Rouse retains affection for the city and his experiences there: this is both fond farewell and love letter – presumably to the relationship as much as to the place. His more confessional lyrics are cryptic rather than gut-spilling. In the opening track “It’s The Nighttime”, with its sly chorus, the surprising “We could go to your room/ I could try on your clothes,” subverts any sweetness. For all the ghosts of Dylan and Van seeping through, he also shares the punkier hangovers of Wilco and Bright Eyes. His Nashville is not simply Pleasantville. “Winter In The Hamptons” follows, with subliminal handclaps, layered “ba ba ba”s like Stone Roses without the acid fog, acoustic guitars picking melodies that revere but don’t rip off The Smiths’ “Bigmouth Strikes Again”. “Where do we belong?” he asks, tellingly. “We’ve stayed too long…”
He lilts into “Streetlights”, a song about procrastination and self-delusion: “You don‘t have a master plan, but you will start today.” “Carolina”’s an easy shuffle, but “Middle School Frown” echoes Keef’s clipped, reverbed guitar technique of Tattoo You, and tells tales like early Springsteen. “When I moved to California when I was 13 or 14”, Josh recalls, discussing the track, “I became friends with the first New Wave girl I met there, and she was pretty weird. Then at school I met other people who wouldn’t hang out with her.
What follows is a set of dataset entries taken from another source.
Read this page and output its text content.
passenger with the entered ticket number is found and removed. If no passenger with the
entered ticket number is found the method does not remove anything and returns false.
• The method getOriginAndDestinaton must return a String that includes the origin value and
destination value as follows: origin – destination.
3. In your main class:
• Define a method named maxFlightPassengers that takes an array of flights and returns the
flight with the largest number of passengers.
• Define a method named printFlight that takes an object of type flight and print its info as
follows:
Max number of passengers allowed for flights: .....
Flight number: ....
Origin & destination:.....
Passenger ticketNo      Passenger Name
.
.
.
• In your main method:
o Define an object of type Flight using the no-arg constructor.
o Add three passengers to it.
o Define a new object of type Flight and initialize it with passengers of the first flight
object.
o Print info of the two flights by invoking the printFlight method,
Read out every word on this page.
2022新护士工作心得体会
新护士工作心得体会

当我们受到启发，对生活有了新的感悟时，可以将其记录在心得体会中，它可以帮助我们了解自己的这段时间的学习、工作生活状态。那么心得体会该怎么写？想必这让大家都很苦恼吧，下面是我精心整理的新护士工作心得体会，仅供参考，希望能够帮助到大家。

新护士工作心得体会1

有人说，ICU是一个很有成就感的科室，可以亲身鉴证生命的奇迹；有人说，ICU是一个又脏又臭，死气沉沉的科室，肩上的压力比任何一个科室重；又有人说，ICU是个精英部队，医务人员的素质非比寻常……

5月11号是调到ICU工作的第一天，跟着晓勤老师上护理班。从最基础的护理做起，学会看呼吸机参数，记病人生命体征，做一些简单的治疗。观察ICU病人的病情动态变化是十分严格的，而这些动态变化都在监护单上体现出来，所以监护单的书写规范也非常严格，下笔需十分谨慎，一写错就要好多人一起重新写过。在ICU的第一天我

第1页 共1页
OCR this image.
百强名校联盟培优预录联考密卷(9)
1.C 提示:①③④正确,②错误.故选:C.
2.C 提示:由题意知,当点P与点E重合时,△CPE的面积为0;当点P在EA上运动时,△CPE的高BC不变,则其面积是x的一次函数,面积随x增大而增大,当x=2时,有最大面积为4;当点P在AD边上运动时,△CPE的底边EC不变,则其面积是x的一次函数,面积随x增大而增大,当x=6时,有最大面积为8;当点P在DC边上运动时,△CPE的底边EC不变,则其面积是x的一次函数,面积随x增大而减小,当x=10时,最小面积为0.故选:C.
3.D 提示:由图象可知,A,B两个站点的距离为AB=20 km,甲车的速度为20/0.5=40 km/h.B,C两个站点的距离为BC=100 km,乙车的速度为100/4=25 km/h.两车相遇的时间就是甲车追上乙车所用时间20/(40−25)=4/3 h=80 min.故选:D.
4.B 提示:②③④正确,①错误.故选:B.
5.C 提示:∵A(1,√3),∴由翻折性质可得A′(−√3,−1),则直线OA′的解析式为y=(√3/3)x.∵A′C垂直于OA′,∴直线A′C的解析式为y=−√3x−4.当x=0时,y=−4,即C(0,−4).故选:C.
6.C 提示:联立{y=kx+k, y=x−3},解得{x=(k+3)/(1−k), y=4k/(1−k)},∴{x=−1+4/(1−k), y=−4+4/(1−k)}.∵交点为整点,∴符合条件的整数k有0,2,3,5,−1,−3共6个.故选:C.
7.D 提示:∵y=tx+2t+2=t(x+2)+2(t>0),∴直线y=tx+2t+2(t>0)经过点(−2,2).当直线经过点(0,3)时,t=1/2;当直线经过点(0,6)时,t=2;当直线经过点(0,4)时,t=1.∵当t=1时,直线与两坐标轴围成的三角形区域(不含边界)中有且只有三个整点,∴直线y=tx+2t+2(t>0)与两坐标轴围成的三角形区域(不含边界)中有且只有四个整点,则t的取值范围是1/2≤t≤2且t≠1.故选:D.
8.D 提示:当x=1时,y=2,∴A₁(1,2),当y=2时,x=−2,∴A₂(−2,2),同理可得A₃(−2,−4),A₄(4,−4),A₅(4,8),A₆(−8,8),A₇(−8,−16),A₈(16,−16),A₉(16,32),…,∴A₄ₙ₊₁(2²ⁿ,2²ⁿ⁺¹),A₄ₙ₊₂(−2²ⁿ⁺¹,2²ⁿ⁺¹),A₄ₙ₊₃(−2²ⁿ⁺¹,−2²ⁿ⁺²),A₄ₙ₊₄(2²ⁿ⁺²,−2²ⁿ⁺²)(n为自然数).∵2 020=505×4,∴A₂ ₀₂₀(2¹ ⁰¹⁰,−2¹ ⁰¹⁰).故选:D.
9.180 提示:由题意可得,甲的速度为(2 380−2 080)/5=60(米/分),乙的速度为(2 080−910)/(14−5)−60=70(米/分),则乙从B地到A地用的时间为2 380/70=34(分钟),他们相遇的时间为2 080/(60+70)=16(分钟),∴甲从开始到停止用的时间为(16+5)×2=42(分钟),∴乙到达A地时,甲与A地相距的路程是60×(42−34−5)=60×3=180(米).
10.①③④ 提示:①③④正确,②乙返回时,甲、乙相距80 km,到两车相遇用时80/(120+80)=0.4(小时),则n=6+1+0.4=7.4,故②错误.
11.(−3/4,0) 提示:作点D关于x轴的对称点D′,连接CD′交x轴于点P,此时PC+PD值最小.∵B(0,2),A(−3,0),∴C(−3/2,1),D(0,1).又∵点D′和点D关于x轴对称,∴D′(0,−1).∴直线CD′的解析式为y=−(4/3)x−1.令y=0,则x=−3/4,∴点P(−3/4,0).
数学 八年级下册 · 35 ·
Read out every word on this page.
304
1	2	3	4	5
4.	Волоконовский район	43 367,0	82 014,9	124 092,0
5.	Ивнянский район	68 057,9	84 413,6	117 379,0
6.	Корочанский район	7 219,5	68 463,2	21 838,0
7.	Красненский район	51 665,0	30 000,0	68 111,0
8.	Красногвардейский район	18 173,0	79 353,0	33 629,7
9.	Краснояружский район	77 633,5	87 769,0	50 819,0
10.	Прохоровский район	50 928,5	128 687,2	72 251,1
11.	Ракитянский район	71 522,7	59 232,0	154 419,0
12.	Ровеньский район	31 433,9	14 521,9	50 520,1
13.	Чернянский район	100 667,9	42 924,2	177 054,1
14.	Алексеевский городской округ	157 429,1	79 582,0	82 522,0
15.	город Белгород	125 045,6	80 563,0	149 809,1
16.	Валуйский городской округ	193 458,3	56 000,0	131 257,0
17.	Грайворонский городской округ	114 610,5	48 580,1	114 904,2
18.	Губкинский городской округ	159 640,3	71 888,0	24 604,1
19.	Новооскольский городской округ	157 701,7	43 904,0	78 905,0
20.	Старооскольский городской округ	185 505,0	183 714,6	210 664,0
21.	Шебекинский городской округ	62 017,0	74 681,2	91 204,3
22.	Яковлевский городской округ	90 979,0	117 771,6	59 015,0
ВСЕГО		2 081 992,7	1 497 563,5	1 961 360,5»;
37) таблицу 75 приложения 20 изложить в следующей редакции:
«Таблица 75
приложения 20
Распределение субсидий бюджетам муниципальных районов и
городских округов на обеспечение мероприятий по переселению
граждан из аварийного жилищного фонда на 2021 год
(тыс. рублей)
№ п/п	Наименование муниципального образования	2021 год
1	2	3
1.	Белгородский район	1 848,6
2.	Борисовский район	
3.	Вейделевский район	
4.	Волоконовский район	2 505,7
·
So I fell in with the clique and disowned her, cos I wanted to be cool too. It was exactly like that movie Heathers.”
The album’s signposted as having a side A and side B, and B begins with the delicious “My Love Has Gone” – “Love ain’t special, love ain’t great” – which captures long hours of pining while lying Chatterton-like on the sofa. If this is his divorce song, it delicately evades self-pity. “Saturday” slides through arcing melodies before reaching an irresistible falsetto refrain of “woo-hoo-hoo”. Rouse again subverts the form: “I would swim across the ocean, I would lay down on a bed of nails,” he begins, adding, “But I’ll spare you all the bullshit, I will spare you all the desperate details.” The world-weariness, underscored by harmonica, is in itself romantic.
“Sad Eyes” is a big piano ballad, a restructuring of timeless motifs in the manner of Rufus Wainwright, complete with strings and a tricksy middle eight which highlights Jones’ knack for grace. The would-be fingersnapping “Why Won’t You Tell Me What” is – again the unfashionable reference point is bang on – Boz Scaggs’ “Lido Shuffle”, right down to the chord changes and the way the piano rocks out as much as a piano can. “Life”, the frail, sappy closer, is Bolan’s “Life’s A Gas” but with even more twee lyrics. For all its faults, needless to say, the playing throughout is sublime.
If you liked 1972 in 1972, or liked 1972 in 2003, you’ll find yourself swimming with this. Perhaps he should’ve named it Beyond Nashville, or After Nashville, or even Leaving Nashville. He’s moved on, but his crafted, gorgeous cunning won’t leave that cityscape in your head for a long, long time.